Jeremiah Atkinson and Lora Wichser

Earlier this spring, first- and second-year psychiatry residents participated in a first-ever simulation experience. The effort was led by PGY-2 resident Jeremiah Atkinson, MD, and assistant professor Lora Wichser, MD (both pictured here). They applied for and were awarded a grant that funded their project in April 2021.

The grant was from the University of Minnesota M Simulation Award Program for Medical Education Innovation. The program is designed to advance training for medical students, residents, and fellows using simulation methodology. Little did Atkinson know that it would take two years to get the educational simulation project off the ground. Like everything else, COVID’s impact on clinical education caused difficulties with planning and scheduling. Despite the barriers, Atkinson and Wichser soldiered on and were eventually able to premiere their simulation on March 30, 2023.

Somewhat surprisingly, simulation hadn’t been used before in the U’s psychiatry residency. Because of that lack of direct experience, Atkinson did a literature review to find examples of psychiatric simulations that could be modeled. “We wanted to practice something that’s difficult to do,” he said. “In psychiatry, we have intense situations that can arise with our patients, though not consistently enough to have attendings model appropriate management. The first time I put a patient on an involuntary hold, for example, I was on call and the patient was very upset. I didn’t know how best to manage the situation, and wished I’d had experience before navigating that scenario with a real patient.”

Wichser and Atkinson worked with the M Simulation team, including executive director Lou Clark, PhD, MFA, and education director Anne Woll, MS, to write a novel script focusing on a situation that was like the one Atkinson had faced.

The simulation they created has four parts:

  1. The evaluation: this is an emergency psychiatric evaluation during which the resident says to the patient, “I’ve heard you want to leave the hospital, however, because you’re on the locked psych unit, the psychiatrist must evaluate you prior to discharge.” The residents must determine what brought the patient to the hospital, what’s going on with them now, whether they are able to make informed decisions consistent with their beliefs, and if it’s safe for them to leave.
  2. Residents debriefing the simulation

    The presentation: a formal presentation of the patient to a supervisor. “You take all the information you gathered in the 20 to 40 minutes of patient evaluation and synthesize it down to the pertinent facts that are helping you make the decision,” said Atkinson. “Here is the decision I’m making and why and what must happen next. Crafting a good presentation is an essential communication skill that requires practice.” (Residents are pictured here going through that step with one another during the simulation.)

  3. The collaboration: going through the evaluation and recommendations with the inter-professional team. “That’s important because we don’t work in a vacuum,” explained Atkinson. “We need to be able to solicit concerns from our colleagues and work with them to make the safest decisions for our patients and ourselves. The first time I did this, for example, I didn’t know the questions I should be asking the nursing staff.”
  4. The explanation: learner returns to the patient to let them know that they’re being placed on a hold and why and describes some of the next steps. “We have to manage the patient’s anger, frustration, and posturing as they try to get what they think they need,” said Atkinson. “The simulation enables you to understand how to help the patient come to grips with what’s happening, using other staff to assist you.”

Atkinson believes their simulation is novel because he didn’t see any others during the literature review that had similar depth and structure.

While the simulation can be run pretty much anywhere, doing it in the simulation center at the U had several advantages, according to Atkinson. “They have rooms they could configure to look like our psych unit,” he said. “They also have recording devices that enable other learners and supervisors to watch the simulation. There is so much happening during the actual process that you can’t reflect on things in the moment. Being able to review it afterwards is a huge benefit.”

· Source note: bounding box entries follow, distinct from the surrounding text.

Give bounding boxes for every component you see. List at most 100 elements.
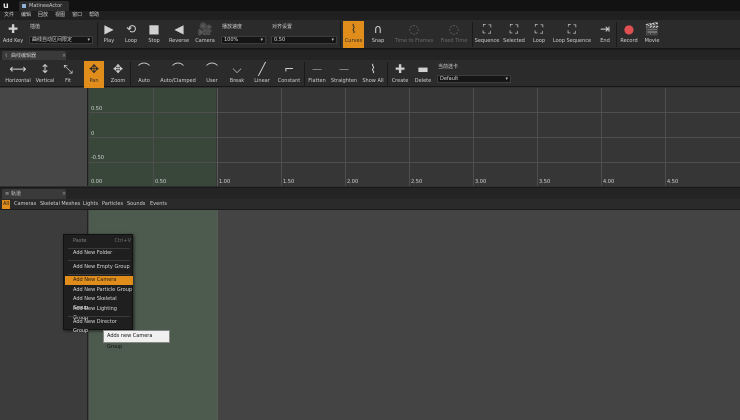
movie-button[interactable]: 🎬 Movie <box>642 21 662 48</box>
snap-button[interactable]: ∩ Snap <box>368 21 388 48</box>
time-to-frames-button[interactable]: ◌ Time to Frames <box>392 21 436 48</box>
main-toolbar: ✚ Add Key 插值 曲线自动区间限定 ▾ ▶ Play ⟲ Loop ■ … <box>0 20 740 49</box>
curve-editor-tab-label: 曲线编辑器 <box>11 53 37 59</box>
speed-value: 100% <box>224 37 239 43</box>
menu-item-add-new-empty-group[interactable]: Add New Empty Group <box>65 263 133 272</box>
create-tab-button[interactable]: ✚ Create <box>390 61 410 88</box>
straighten-button[interactable]: ⏤ Straighten <box>330 61 358 88</box>
curve-graph[interactable]: 0.50 0 -0.50 0.00 0.50 1.00 1.50 2.00 2.… <box>0 88 740 186</box>
fixed-time-icon: ◌ <box>448 22 460 36</box>
menu-item-add-new-skeletal-group[interactable]: Add New Skeletal Group <box>65 295 133 311</box>
fixed-time-button[interactable]: ◌ Fixed Time <box>438 21 470 48</box>
auto-button[interactable]: ⌒ Auto <box>134 61 154 88</box>
zoom-loop-button[interactable]: ⛶ Loop <box>529 21 549 48</box>
zoom-loop-icon: ⛶ <box>534 22 544 36</box>
auto-label: Auto <box>138 78 150 84</box>
close-icon[interactable]: × <box>62 189 66 199</box>
filter-sounds-tab[interactable]: Sounds <box>126 200 146 209</box>
menu-separator <box>68 274 130 275</box>
break-tangent-icon: ⌵ <box>232 62 242 76</box>
flatten-button[interactable]: ⏤ Flatten <box>306 61 328 88</box>
y-axis-label: 0.50 <box>91 106 103 112</box>
reverse-button[interactable]: ◀ Reverse <box>167 21 191 48</box>
x-axis-label: 1.00 <box>219 179 231 185</box>
current-tab-select[interactable]: Default ▾ <box>437 75 511 83</box>
speed-select[interactable]: 100% ▾ <box>221 36 266 44</box>
user-button[interactable]: ⌒ User <box>202 61 222 88</box>
menu-item-add-new-camera-group[interactable]: Add New Camera Group <box>65 276 133 292</box>
separator <box>130 62 131 87</box>
menu-item-add-new-folder[interactable]: Add New Folder <box>65 249 133 258</box>
filter-all-tab[interactable]: All <box>2 200 11 209</box>
user-tangent-icon: ⌒ <box>205 62 218 76</box>
end-button[interactable]: ⇥ End <box>596 21 614 48</box>
x-axis-label: 1.50 <box>283 179 295 185</box>
flatten-icon: ⏤ <box>312 62 322 76</box>
snap-label: Snap <box>371 38 385 44</box>
snap-setting-value: 0.50 <box>274 37 286 43</box>
menu-item-add-new-lighting-group[interactable]: Add New Lighting Group <box>65 305 133 321</box>
menu-item-add-new-particle-group[interactable]: Add New Particle Group <box>65 286 133 295</box>
menu-playback[interactable]: 回放 <box>38 11 48 20</box>
fit-button[interactable]: ⤡ Fit <box>58 61 78 88</box>
filter-particles-tab[interactable]: Particles <box>101 200 124 209</box>
reverse-label: Reverse <box>168 38 190 44</box>
menu-edit[interactable]: 编辑 <box>21 11 31 20</box>
curves-button[interactable]: ⌇ Curves <box>343 21 364 48</box>
tracks-tab[interactable]: ≡ 轨道 × <box>2 189 66 199</box>
loop-sequence-button[interactable]: ⛶ Loop Sequence <box>552 21 592 48</box>
menu-file[interactable]: 文件 <box>4 11 14 20</box>
tracks-tab-bar: ≡ 轨道 × <box>0 187 740 199</box>
auto-clamped-button[interactable]: ⌒ Auto/Clamped <box>158 61 198 88</box>
document-tab[interactable]: MatineeActor <box>19 1 69 11</box>
chevron-down-icon: ▾ <box>505 76 508 82</box>
curves-label: Curves <box>344 38 363 44</box>
grid-line <box>537 88 538 186</box>
delete-tab-button[interactable]: ▬ Delete <box>413 61 433 88</box>
auto-clamped-label: Auto/Clamped <box>160 78 196 84</box>
end-icon: ⇥ <box>599 22 611 36</box>
show-all-button[interactable]: ⌇ Show All <box>361 61 385 88</box>
zoom-selected-icon: ⛶ <box>509 22 519 36</box>
selected-button[interactable]: ⛶ Selected <box>502 21 526 48</box>
fit-vertical-button[interactable]: ↕ Vertical <box>34 61 56 88</box>
fit-horizontal-button[interactable]: ⟷ Horizontal <box>4 61 32 88</box>
snap-setting-select[interactable]: 0.50 ▾ <box>271 36 337 44</box>
fit-vertical-icon: ↕ <box>39 62 51 76</box>
tracks-icon: ≡ <box>5 191 10 197</box>
straighten-label: Straighten <box>330 78 358 84</box>
add-key-label: Add Key <box>2 38 24 44</box>
curve-list-pane[interactable] <box>0 88 88 186</box>
sequence-button[interactable]: ⛶ Sequence <box>474 21 500 48</box>
linear-button[interactable]: ╱ Linear <box>251 61 273 88</box>
menu-item-add-new-director-group[interactable]: Add New Director Group <box>65 318 133 334</box>
filter-lights-tab[interactable]: Lights <box>82 200 99 209</box>
stop-button[interactable]: ■ Stop <box>145 21 163 48</box>
loop-button[interactable]: ⟲ Loop <box>122 21 140 48</box>
fit-label: Fit <box>65 78 71 84</box>
menu-window[interactable]: 窗口 <box>72 11 82 20</box>
add-key-icon: ✚ <box>7 22 19 36</box>
filter-cameras-tab[interactable]: Cameras <box>13 200 37 209</box>
zoom-button[interactable]: ✥ Zoom <box>108 61 128 88</box>
break-button[interactable]: ⌵ Break <box>227 61 247 88</box>
speed-label: 播放速度 <box>222 24 243 30</box>
camera-button[interactable]: 🎥 Camera <box>194 21 216 48</box>
separator <box>387 62 388 87</box>
filter-skeletal-meshes-tab[interactable]: Skeletal Meshes <box>39 200 81 209</box>
menu-item-paste[interactable]: Paste Ctrl+V <box>65 237 133 246</box>
show-all-label: Show All <box>362 78 384 84</box>
constant-button[interactable]: ⌐ Constant <box>276 61 302 88</box>
add-key-button[interactable]: ✚ Add Key <box>2 21 24 48</box>
context-menu: Paste Ctrl+V Add New Folder Add New Empt… <box>63 234 133 334</box>
menu-help[interactable]: 帮助 <box>89 11 99 20</box>
filter-events-tab[interactable]: Events <box>149 200 168 209</box>
play-button[interactable]: ▶ Play <box>100 21 118 48</box>
pan-button[interactable]: ✥ Pan <box>84 61 104 88</box>
record-button[interactable]: ● Record <box>618 21 640 48</box>
grid-line <box>409 88 410 186</box>
grid-line <box>89 162 740 163</box>
separator <box>340 22 341 47</box>
interp-mode-select[interactable]: 曲线自动区间限定 ▾ <box>29 36 93 44</box>
menu-view[interactable]: 视图 <box>55 11 65 20</box>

PGY 2 resident Caitlin Raasch, MD, working with a "patient" in the simulation

M Simulation also hired what’s known as “standardized” patients – trained actors who have read the script, know the cues and the backstory so they can embody the role. “All this makes it a high-fidelity experience, as close to real-life as possible, which creates a better learning experience,” said Atkinson. (PGY2 resident Caitlin Raasch, MD, is seen here working with a "patient" in the simulation. In the photo at the top of the article, PGY2 resident Christian Morfaw, MD, is doing the same.)

The learners completed the simulation in pairs. “The more experienced residents went through it first,” said Atkinson. “Everyone was reassured that it wasn’t a graded evaluation, it’s a formative experience.”

Residents had positive reactions to the simulation. Comments from the post-survey included:

  • “It was a great opportunity to practice real-feeling, difficult encounters.”
  • “Appreciated getting feedback from co-residents.”
  • The simulation, “Foster[ed] a nonjudgmental environment to give and receive feedback, especially from the standardized patients themselves, which almost never happens in the clinical setting.”

Participants asked to make this an annual event to help prepare them for similarly difficult clinical scenarios, according to Atkinson. “The whole point of simulation is to help provide safer, better patient care,” he said. “I think it’s worth the investment.”